Dubai, United Arab Emirates
Landmark climate deal: For the first time in three decades of climate summits, the nations of the world have approved a global pact that explicitly calls for transitioning away from fossil fuels like oil, gas, and coal. Earlier deals had focused on cutting greenhouse-gas emissions in general, not fossil fuel use specifically.
The deal was passed this week at the 28th annual Conference of the Parties of the U.N. Framework Convention on Climate Change, known as COP 28, after negotiators agreed to extend the two-week summit another day. The U.S. and EU, as well as island nations vulnerable to sea-level rise, had been pushing for language mandating a total fossil fuel “phaseout,” but summit host UAE and other petrostates, such as Saudi Arabia, refused to agree. The compromise commits nations to tripling global renewable-energy production from sources such as wind and solar by 2030 and to becoming carbon neutral by 2050.

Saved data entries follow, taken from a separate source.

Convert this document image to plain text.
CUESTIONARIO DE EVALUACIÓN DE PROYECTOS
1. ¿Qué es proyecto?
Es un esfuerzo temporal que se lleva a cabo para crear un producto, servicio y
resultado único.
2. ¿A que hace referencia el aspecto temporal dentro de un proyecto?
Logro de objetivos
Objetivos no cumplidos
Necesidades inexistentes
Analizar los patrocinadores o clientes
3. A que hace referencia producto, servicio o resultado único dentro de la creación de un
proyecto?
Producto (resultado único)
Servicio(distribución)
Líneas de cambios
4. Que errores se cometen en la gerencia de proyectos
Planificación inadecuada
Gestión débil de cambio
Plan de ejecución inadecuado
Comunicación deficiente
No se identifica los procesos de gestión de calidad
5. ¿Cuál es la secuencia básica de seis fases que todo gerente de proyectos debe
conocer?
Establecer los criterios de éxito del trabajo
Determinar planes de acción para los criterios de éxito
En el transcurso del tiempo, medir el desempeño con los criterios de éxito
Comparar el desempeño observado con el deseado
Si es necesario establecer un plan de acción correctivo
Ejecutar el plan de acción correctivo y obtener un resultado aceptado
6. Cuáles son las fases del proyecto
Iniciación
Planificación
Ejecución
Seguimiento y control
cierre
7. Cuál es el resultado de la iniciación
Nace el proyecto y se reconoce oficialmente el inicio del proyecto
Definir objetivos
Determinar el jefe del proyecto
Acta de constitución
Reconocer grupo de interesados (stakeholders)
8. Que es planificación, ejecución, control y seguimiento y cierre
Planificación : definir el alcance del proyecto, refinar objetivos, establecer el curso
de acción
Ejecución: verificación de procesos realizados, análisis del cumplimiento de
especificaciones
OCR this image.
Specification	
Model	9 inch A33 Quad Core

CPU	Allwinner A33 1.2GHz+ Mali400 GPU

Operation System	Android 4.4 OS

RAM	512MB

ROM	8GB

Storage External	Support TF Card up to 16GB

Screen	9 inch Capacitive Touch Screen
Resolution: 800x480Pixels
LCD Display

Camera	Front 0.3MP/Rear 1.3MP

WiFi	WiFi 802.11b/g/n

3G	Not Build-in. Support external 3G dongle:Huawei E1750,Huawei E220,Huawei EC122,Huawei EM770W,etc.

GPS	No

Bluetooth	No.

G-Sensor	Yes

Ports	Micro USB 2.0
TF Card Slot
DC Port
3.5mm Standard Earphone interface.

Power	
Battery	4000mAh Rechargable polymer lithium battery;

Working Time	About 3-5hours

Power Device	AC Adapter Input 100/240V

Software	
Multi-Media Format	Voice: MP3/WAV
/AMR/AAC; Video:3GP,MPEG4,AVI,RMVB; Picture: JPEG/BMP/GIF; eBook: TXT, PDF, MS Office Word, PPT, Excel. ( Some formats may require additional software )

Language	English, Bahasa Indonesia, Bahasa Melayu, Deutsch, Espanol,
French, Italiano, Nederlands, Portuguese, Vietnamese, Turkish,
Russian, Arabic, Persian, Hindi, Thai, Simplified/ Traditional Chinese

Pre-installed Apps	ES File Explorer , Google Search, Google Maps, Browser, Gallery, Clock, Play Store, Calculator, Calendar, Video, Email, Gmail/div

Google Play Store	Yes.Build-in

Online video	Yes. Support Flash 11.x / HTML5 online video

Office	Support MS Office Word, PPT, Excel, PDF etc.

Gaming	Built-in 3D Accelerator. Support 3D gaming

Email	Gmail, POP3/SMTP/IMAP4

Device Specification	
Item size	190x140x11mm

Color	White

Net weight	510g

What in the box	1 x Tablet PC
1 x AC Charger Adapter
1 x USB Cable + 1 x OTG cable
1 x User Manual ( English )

The summit also produced other deals, including a pledge by rich, polluting countries to compensate poorer ones for the harms caused by the climate crisis and an agreement to make agriculture more sustainable. None of the agreements are legally binding, and countries tend to fall short of what they promise at such meetings. Still, the success at COP 28 keeps alive the goal, set in Paris in 2015, of holding global warming to less than 1.5 degrees Celsius above preindustrial temperatures. “Humanity has finally done what is long, long, long overdue,” said Wopke Hoekstra, the EU climate commissioner.